TRIBUNNEWS.COM, JAKARTA - Seketika suara mantan Kepala Biro Perencanaan dan Organisasi Bakamla, Nofel Hasan menjadi parau dan terbata-bata.
Ini karena kuasa hukumnya bertanya soal apakah Nofel Hasan yang kini duduk di kursi terdakwa kasus dugaan suap pengadaan satelit monitoring dan drone Badan Keamana Laut di Bakamla memiliki tanggungan.
"Anda memiliki tanggungan? tanya pengacaranya, Rabu (7/2/2018) di Pengadilan Tipikor, Jakarta.
"Punya, istri dan tiga anak. Jadi total saya punya empat tanggungan," jawab Nofel Hasan dengan terbata-bata.
"Lalu setelah anda diproses hukum, keluarga anda punya penghasilan lain? " tanya pengacara lagi.
"Serabutan, kalau bisa dagang kue, dagang kue," ungkap Nofel Hasan.
Lalu Nofel Hasan langsung melepas kaca mata dan mengusap air mata yang membasahi pipinya.
"Tarik napas yang panjang, biar lega," ucap hakim berupaya membuat Nofel Hasan tenang.
Kuasa hukum kembali bertanya, bagaimana perasaan dari kliennya itu setelah mengakui menerima uang SGD 104.500 atau sekitar Rp 1,045 miliar terkait kasus pengadaan satelit monitoring di Bakamla ?
Baca: KPK Periksa Pengusaha Terkait Suap RAPBD Jambi 2018
Merespon itu, Nofel Hasan mengaku dirinya sangat menyesal karena penerimaan itu membuat dirinya terpisah dengan keluarga. Ini mengakibatkan kesedihan mendalam bagi Nofel Hasan dalam menjalani hari-harinya.
"Saya menyesal.

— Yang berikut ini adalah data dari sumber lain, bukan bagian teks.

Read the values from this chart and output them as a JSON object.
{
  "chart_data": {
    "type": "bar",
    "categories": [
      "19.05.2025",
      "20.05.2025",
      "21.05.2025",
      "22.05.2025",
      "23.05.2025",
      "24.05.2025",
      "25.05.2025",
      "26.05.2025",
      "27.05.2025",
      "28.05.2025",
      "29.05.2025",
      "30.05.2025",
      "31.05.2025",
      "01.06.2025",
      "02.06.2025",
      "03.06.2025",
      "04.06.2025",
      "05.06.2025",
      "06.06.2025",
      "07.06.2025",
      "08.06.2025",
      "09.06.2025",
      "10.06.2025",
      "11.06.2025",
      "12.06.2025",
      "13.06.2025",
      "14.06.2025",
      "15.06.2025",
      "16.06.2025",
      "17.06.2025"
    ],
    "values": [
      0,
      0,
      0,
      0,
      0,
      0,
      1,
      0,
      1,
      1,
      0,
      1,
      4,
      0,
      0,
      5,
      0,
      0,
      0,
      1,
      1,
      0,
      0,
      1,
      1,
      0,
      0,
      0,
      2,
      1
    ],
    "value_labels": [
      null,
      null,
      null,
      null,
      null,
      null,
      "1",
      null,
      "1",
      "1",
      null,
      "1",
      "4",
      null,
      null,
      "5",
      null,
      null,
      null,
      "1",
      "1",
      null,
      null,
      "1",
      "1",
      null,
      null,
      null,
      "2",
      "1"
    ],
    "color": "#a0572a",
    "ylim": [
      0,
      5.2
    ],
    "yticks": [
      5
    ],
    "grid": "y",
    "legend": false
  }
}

Setahun bekerja di Bakamla, saya tidak pernah minta uang ke internal maupun eksternal. Saya mengakui menyesali terima uang dari Adami. Uang tersebut telah saya kembalikan seluruhnya ke KPK," ujar Nofel Hasan.
Di akhir sidang, hakim memutuskan sidang dinyatakan selesai dan akan dilanjutkan pada Rabu depan dengan agenda pembacaan putusan.
Diketahui dalam dakwaan Nofel Hasan, Kepala Bakamla, Arie Soedewo dan Eko Susilo Hadi membahas pembagian fee.
Arie Soedwo menyampaikan jatah Bakamla sebesar 7,5 persen dari nilai pengadaan dan dua persennya diserahkan lebih dulu ke Eko.
Uang itu diserahkan pada 14 November 2016 di kantor Bakamla oleh Muhammad Adami Okta (orang kepercayaan Fahmi Darmawansyah) kepada Eko Susilo Hadi sejumlah USD 10 ribu dan Euro 10 ribu dalam amplop cokelat yang juga berisi kertas catatan perincian pengeluaran uang yang akan diserahkan ke Bakamla. Eko lalu menyampaikan itu ke Nofel Hasan dan Bambang Udoyo.
Rincian uang yang akan diberikan dari jatah dua persen adalah Rp 1 miliar untuk Nofel Hasan, Rp 1 miliar untuk Bambang Udoyo, Rp 2 miliar untuk Eko Susilo Hadi, dan sisanya dipegang Adami Okta lebih dulu. Uang diminta agar disiapkan dalam dolar Singapura.
Penyerahan uang dilakukan pada 25 November 2016 sekitar pukul 10.00 WIB yang diberikan Adami Okta bersama Hardy Stefanus dengan membawa uang 104.500 dolar Singapura ke ruang kerja Nofel di kantor Bakamla.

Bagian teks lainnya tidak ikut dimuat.